Ma la mia preferita resta quella dell’ultima strofa dell’Ulysses (2), di Alfred Tennyson:

“Anche se molto è stato preso, molto aspetta; e anche se
Noi non siamo ora quella forza che in giorni antichi
Mosse terra e cieli, ciò che siamo, siamo;
Un’eguale indole di eroici cuori,
Indeboliti dal tempo e dal fato, ma forti nella volontà
Di combattere, cercare, trovare, e di non cedere.”
     [la traduzione è di Giovanni Pascoli]

Che la pedagogia degli anni ’50, ’60 e ’70 abbia avuto altri obiettivi, lo condivido e lo apprezzo profondamente: vogliamo parlare della Scuola di Barbiana, ad esempio?
Che fosse necessario evolvere da una scuola dove il voto in ginnastica era importante come quello in storia o scienze, è stata una questione di civiltà.
Eppure, penso che i giovani debbano essere educati all’avventura: come rifiuto della realtà così com’è, come volontà di cambiarla.
Soprattutto, come rifiuto dell’impossibilità di fare, che viene spesso opposta da chi ha interessi diversi e impone immobilismo, in tutti gli ambiti della nostra vita.

Lo spirito di avventura è una presa di coscienza di ciò che siamo, che vogliamo diventare e la determinazione a farlo.
In Italia, oggi, ci ritroviamo inebetiti, ma sostanzialmente comodi e inattivi, anche nella situazione di lento declino nella quale ci troviamo, di fronte a ciò che accade nel continente accanto, dove le persone più umili sono disposte a rischiare tutto, inseguendo il sogno di una realtà conosciuta solo sugli schermi dei loro cellulari.
Oggi l’avventura è relegata nel mondo degli sport estremi, dei trekking sulle Ande e dell’esplorazione spaziale: io ho l’impressione che sia ora di riportarla sui banchi di scuola.

Note

(1) – Pingu è una serie animata svizzera creata da Otmar Gutmann e Erika Brueggemann e realizzata in claymation (una tecnica simile alla stop-motion che utilizza pupazzetti in plastilina, animati).
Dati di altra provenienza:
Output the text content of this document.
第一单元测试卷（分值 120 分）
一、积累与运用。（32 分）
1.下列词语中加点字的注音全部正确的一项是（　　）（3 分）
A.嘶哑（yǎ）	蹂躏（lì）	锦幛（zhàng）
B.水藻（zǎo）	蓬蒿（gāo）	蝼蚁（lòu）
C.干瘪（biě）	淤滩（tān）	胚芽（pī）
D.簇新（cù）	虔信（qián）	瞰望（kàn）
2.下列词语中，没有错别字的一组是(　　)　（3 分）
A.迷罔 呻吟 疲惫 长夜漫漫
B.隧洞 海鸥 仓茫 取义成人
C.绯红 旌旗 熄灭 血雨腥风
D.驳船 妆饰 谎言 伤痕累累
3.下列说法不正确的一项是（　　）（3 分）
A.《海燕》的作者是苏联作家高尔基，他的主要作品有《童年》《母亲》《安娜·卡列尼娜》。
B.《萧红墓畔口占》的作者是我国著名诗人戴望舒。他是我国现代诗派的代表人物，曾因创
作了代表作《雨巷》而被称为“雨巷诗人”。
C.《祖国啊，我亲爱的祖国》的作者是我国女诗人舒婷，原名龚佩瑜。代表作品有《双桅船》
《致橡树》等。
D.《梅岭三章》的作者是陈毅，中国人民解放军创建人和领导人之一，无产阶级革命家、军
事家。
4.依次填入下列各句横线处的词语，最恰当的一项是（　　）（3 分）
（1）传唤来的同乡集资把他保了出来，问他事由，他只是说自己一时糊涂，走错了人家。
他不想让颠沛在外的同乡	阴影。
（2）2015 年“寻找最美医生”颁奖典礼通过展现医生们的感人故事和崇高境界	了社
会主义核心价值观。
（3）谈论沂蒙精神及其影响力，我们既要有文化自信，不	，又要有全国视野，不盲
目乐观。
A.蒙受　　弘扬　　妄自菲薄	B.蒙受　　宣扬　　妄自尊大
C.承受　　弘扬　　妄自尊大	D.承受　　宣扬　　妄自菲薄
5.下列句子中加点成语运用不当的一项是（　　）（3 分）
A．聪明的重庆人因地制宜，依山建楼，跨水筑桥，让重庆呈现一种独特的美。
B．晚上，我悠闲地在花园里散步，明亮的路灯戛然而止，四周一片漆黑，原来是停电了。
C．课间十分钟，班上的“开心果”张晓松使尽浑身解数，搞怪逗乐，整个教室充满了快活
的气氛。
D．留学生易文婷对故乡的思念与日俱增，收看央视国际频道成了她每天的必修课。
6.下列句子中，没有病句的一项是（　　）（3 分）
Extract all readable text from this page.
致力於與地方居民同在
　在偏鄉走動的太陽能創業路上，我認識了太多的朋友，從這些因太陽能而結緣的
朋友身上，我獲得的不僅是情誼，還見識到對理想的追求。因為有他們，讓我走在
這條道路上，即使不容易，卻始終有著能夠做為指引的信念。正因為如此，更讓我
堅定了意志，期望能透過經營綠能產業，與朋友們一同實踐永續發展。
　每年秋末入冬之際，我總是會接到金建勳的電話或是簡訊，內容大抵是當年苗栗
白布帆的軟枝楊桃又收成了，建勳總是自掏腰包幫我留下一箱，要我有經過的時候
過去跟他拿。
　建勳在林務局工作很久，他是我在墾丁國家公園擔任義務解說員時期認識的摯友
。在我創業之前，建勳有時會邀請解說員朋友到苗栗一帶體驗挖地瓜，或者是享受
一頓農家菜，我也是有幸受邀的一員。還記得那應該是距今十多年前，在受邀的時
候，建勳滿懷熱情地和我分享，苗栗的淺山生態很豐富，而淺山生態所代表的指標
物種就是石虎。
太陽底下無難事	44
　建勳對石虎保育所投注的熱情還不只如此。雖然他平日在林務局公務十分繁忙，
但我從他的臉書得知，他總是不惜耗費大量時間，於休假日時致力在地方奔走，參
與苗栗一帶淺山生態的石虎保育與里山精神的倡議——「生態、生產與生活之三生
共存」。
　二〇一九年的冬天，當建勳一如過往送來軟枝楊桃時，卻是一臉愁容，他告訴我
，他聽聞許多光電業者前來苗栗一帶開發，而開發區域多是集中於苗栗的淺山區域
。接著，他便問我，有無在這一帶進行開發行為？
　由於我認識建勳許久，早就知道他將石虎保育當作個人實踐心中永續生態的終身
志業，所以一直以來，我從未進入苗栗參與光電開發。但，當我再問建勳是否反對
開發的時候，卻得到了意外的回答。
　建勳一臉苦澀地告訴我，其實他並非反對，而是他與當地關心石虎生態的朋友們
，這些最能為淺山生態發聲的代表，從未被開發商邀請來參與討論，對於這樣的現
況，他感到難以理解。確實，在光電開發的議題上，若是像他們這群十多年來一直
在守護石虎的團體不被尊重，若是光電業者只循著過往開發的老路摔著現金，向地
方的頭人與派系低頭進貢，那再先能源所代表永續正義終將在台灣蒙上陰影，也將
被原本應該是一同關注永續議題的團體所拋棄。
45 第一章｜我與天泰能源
È stata trasmessa in televisione dal marzo 1990 fino all’ aprile 2000 sul canale svizzero Schweizer Fernsehen per un totale di 104 episodi da 5 minuti ciascuno.
La serie descrive le vicende di una famiglia di pinguini che vive in un igloo al polo sud in Antartide. Le vicende si svolgono sempre al polo sud. Tutti i personaggi sono doppiati in un grammelot incomprensibile.
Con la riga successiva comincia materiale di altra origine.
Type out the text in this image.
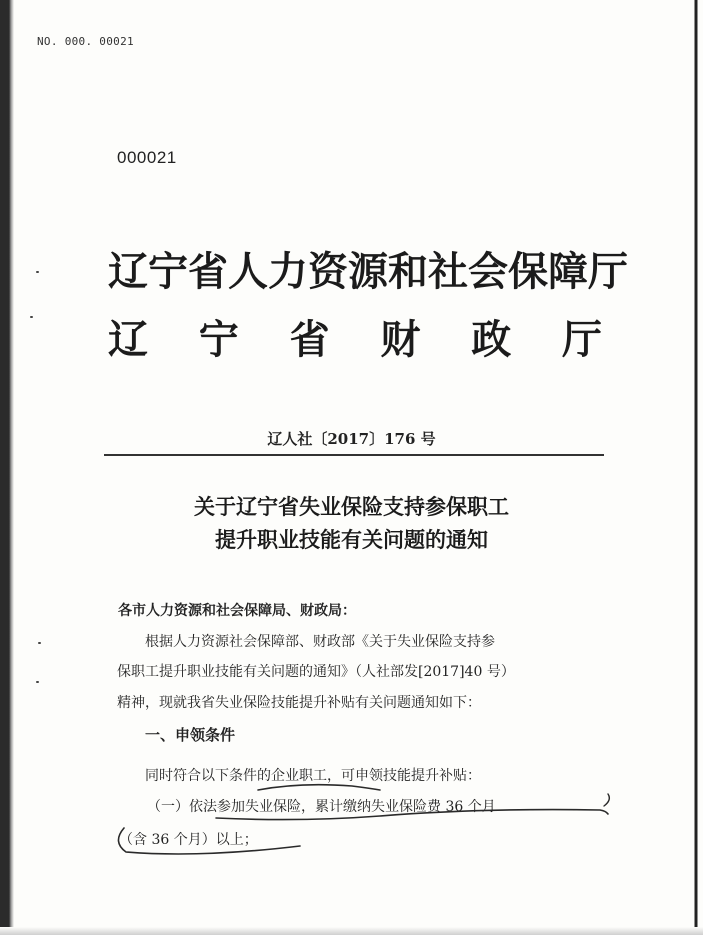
NO. 000. 00021
000021
辽 宁 省 人 力 资 源 和 社 会 保 障 厅
辽 宁 省 财 政 厅
辽人社〔2017〕176 号
关于辽宁省失业保险支持参保职工
提升职业技能有关问题的通知
各市人力资源和社会保障局、财政局：
根据人力资源社会保障部、财政部《关于失业保险支持参
保职工提升职业技能有关问题的通知》（人社部发[2017]40 号）
精神，现就我省失业保险技能提升补贴有关问题通知如下：
一、申领条件
同时符合以下条件的企业职工，可申领技能提升补贴：
（一）依法参加失业保险，累计缴纳失业保险费 36 个月
（含 36 个月）以上；
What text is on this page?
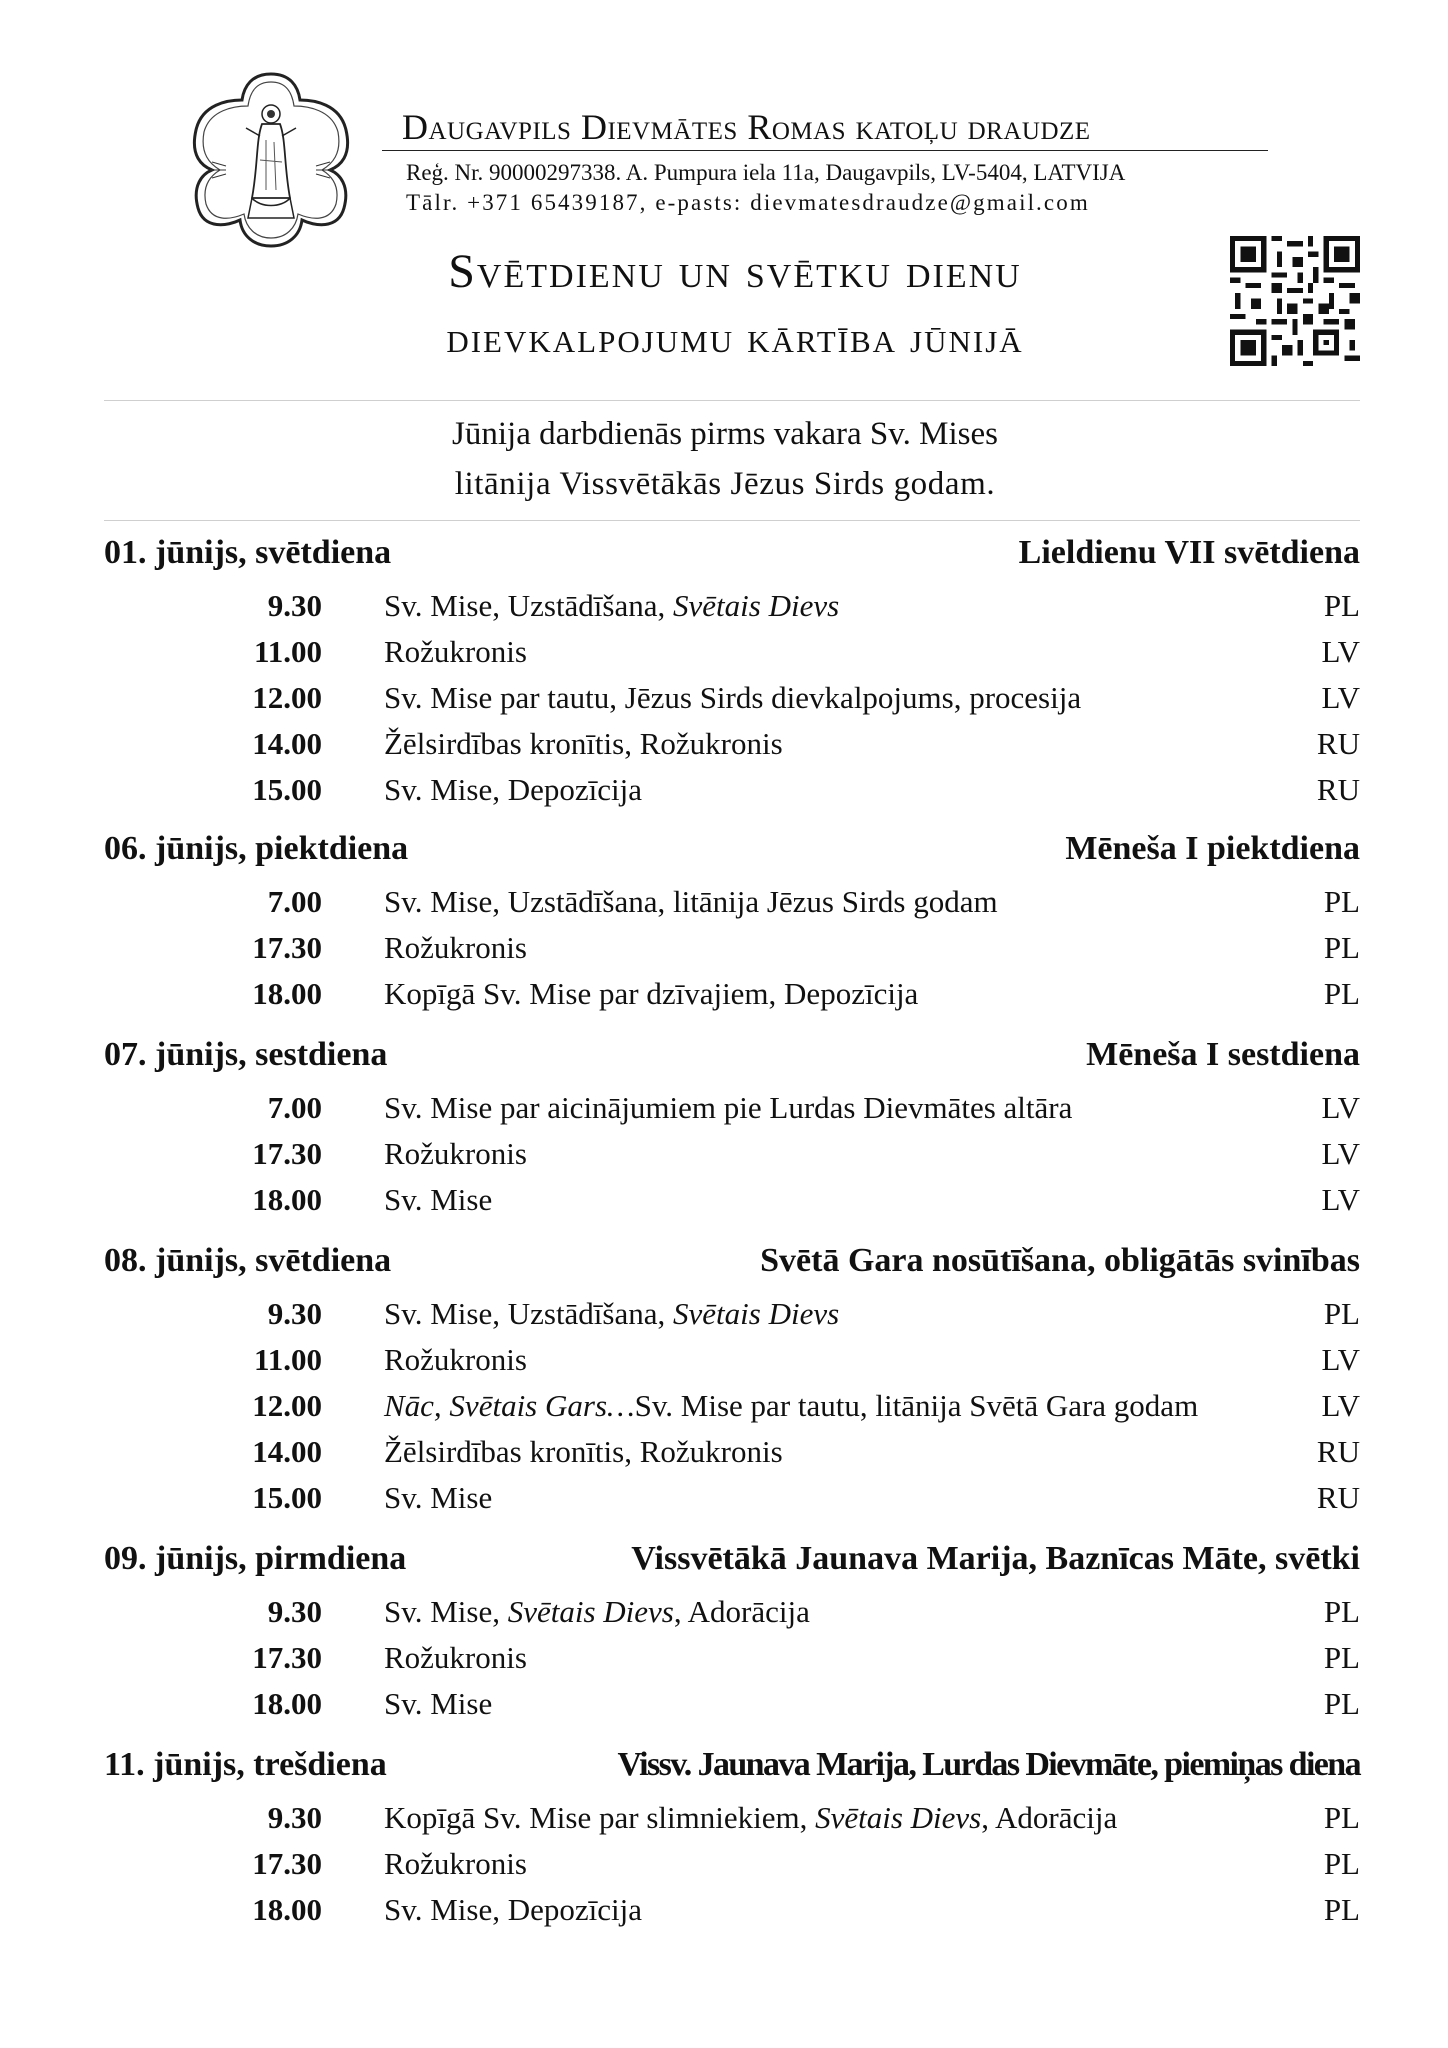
Daugavpils Dievmātes Romas katoļu draudze
Reģ. Nr. 90000297338. A. Pumpura iela 11a, Daugavpils, LV-5404, LATVIJA
Tālr. +371 65439187, e-pasts: dievmatesdraudze@gmail.com
Svētdienu un svētku dienu
dievkalpojumu kārtība jūnijā
Jūnija darbdienās pirms vakara Sv. Mises
litānija Vissvētākās Jēzus Sirds godam.
01. jūnijs, svētdiena	Lieldienu VII svētdiena
9.30 Sv. Mise, Uzstādīšana, Svētais Dievs	PL
11.00 Rožukronis	LV
12.00 Sv. Mise par tautu, Jēzus Sirds dievkalpojums, procesija	LV
14.00 Žēlsirdības kronītis, Rožukronis	RU
15.00 Sv. Mise, Depozīcija	RU
06. jūnijs, piektdiena	Mēneša I piektdiena
7.00 Sv. Mise, Uzstādīšana, litānija Jēzus Sirds godam	PL
17.30 Rožukronis	PL
18.00 Kopīgā Sv. Mise par dzīvajiem, Depozīcija	PL
07. jūnijs, sestdiena	Mēneša I sestdiena
7.00 Sv. Mise par aicinājumiem pie Lurdas Dievmātes altāra	LV
17.30 Rožukronis	LV
18.00 Sv. Mise	LV
08. jūnijs, svētdiena	Svētā Gara nosūtīšana, obligātās svinības
9.30 Sv. Mise, Uzstādīšana, Svētais Dievs	PL
11.00 Rožukronis	LV
12.00 Nāc, Svētais Gars…Sv. Mise par tautu, litānija Svētā Gara godam	LV
14.00 Žēlsirdības kronītis, Rožukronis	RU
15.00 Sv. Mise	RU
09. jūnijs, pirmdiena	Vissvētākā Jaunava Marija, Baznīcas Māte, svētki
9.30 Sv. Mise, Svētais Dievs, Adorācija	PL
17.30 Rožukronis	PL
18.00 Sv. Mise	PL
11. jūnijs, trešdiena	Vissv. Jaunava Marija, Lurdas Dievmāte, piemiņas diena
9.30 Kopīgā Sv. Mise par slimniekiem, Svētais Dievs, Adorācija	PL
17.30 Rožukronis	PL
18.00 Sv. Mise, Depozīcija	PL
(2)Ulysses è una poesia scritta da Alfred Tennyson nel 1833.
Il poeta riprende allo stesso tempo sia l’antico eroe di Omero che l’Ulisse dantesco (Inferno, Canto XXVI). Infatti l’Ulisse di Omero apprende da una profezia di un ultimo viaggio che effettuerà dopo aver ucciso i corteggiatori della moglie Penelope. I dettagli di quest’ultimo viaggio sono descritti appunto da Dante nel ventiseiesimo canto dell’Inferno: Ulisse morirà navigando troppo lontano a causa della sua insaziabile sete di conoscenza.
Il discorso di cui è composta la poesia Ulysses è tenuto in prima persona da Ulisse poco dopo essere tornato a Itaca e aver liberato Penelope e poco prima di intraprendere il suo ultimo viaggio per mare.
Ulysses non fu soltanto una figura mitologica per i contemporanei di Tennyson, ma piuttosto un’icona culturale simbolo della lotta romantica contro la conformità della borghesia, e l’ultimo verso della poesia, “to strive, to seek, to find, and not to yield” (lottare, cercare, trovare, e non cedere), finì per diventare un vero e proprio motto (vice bibliografica più completa su Wikipedia).